We found that 43% of social media users get their daily news via recommendations from friends and family on sites like Facebook: the equivalent of 6.5m Canadians.
This compares to 66% of of all news consumers who turn to newspaper websites, 52% to TV news websites and 33% to radio news website.
The idea of news as a social experience is important for online Canadians. Close to two-thirds say they value being able to easily share content with others. For young Canadians, the figure rises to 83%.
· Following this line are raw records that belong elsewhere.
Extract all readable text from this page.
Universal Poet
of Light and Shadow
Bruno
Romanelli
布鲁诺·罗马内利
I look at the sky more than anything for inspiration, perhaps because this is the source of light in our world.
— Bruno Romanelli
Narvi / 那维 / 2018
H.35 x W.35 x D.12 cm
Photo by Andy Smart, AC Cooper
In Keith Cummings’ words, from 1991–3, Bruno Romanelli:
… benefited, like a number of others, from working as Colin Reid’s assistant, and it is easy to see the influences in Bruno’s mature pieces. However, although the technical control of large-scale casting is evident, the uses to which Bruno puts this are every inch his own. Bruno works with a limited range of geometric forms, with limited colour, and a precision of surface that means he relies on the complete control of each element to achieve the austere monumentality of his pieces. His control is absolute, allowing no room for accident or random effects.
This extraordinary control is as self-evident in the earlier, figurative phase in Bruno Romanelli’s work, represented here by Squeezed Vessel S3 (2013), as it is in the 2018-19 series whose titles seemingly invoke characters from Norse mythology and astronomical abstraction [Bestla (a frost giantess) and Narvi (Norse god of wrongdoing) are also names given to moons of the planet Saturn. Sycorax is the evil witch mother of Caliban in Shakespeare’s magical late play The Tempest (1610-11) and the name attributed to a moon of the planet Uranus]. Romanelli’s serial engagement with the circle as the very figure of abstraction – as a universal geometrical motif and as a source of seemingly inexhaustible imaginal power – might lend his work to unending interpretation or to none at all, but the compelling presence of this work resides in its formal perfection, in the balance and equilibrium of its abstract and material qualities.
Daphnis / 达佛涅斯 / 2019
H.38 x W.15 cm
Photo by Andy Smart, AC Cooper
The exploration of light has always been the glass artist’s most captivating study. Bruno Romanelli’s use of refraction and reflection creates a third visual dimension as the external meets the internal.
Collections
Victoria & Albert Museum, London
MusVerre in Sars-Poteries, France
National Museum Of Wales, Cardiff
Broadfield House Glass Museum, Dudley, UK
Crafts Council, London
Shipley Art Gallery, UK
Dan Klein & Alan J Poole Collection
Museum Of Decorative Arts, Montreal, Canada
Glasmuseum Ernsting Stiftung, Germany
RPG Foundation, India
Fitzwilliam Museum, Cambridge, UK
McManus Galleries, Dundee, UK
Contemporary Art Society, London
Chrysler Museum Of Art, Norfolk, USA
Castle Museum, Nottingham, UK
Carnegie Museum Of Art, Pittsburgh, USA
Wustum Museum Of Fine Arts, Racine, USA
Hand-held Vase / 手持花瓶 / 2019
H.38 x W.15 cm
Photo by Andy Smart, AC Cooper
The dissemination of news through social interaction has always affected the spread of news. But networked digital media technologies are extending the ability of news consumers to both create and receive personalized social news streams. The trend is, unsurprisingly, most prevalent among the young.
Our key findings:
- More than two-thirds of Canadians who use social networking sites value them as a way of keeping up with the news.
- More than half of Canadians on social networks say they get a broader range of news and information from them than if they just relied on traditional media.
- One in three Canadians overall value social networks as a source for news, with the figure rising to one in two for young adults.
- But only one in four consider information from social networks as reliable.
- Canadians on social media are twice as likely to get their news from friends and family on social networks such as Facebook than from news organizations or journalists they follow.
- Twitter is emerging as a news source: one in five Canadians on social media get their news from friends and family on Twitter, compared to one in 10 from news organizations or journalists.
I was the lead author on the Canadian Media Research Consortium report. It is based on an online survey of a representative national sample of 1,682 adults conducted by Angus Reid Public Opinion.
The margin of error—which measures sampling variability—is +/- 2.5%, 19 times out of 20. The results were statistically weighted according to the most current Statistics Canada data on age, gender, region, and education to ensure a representative sample.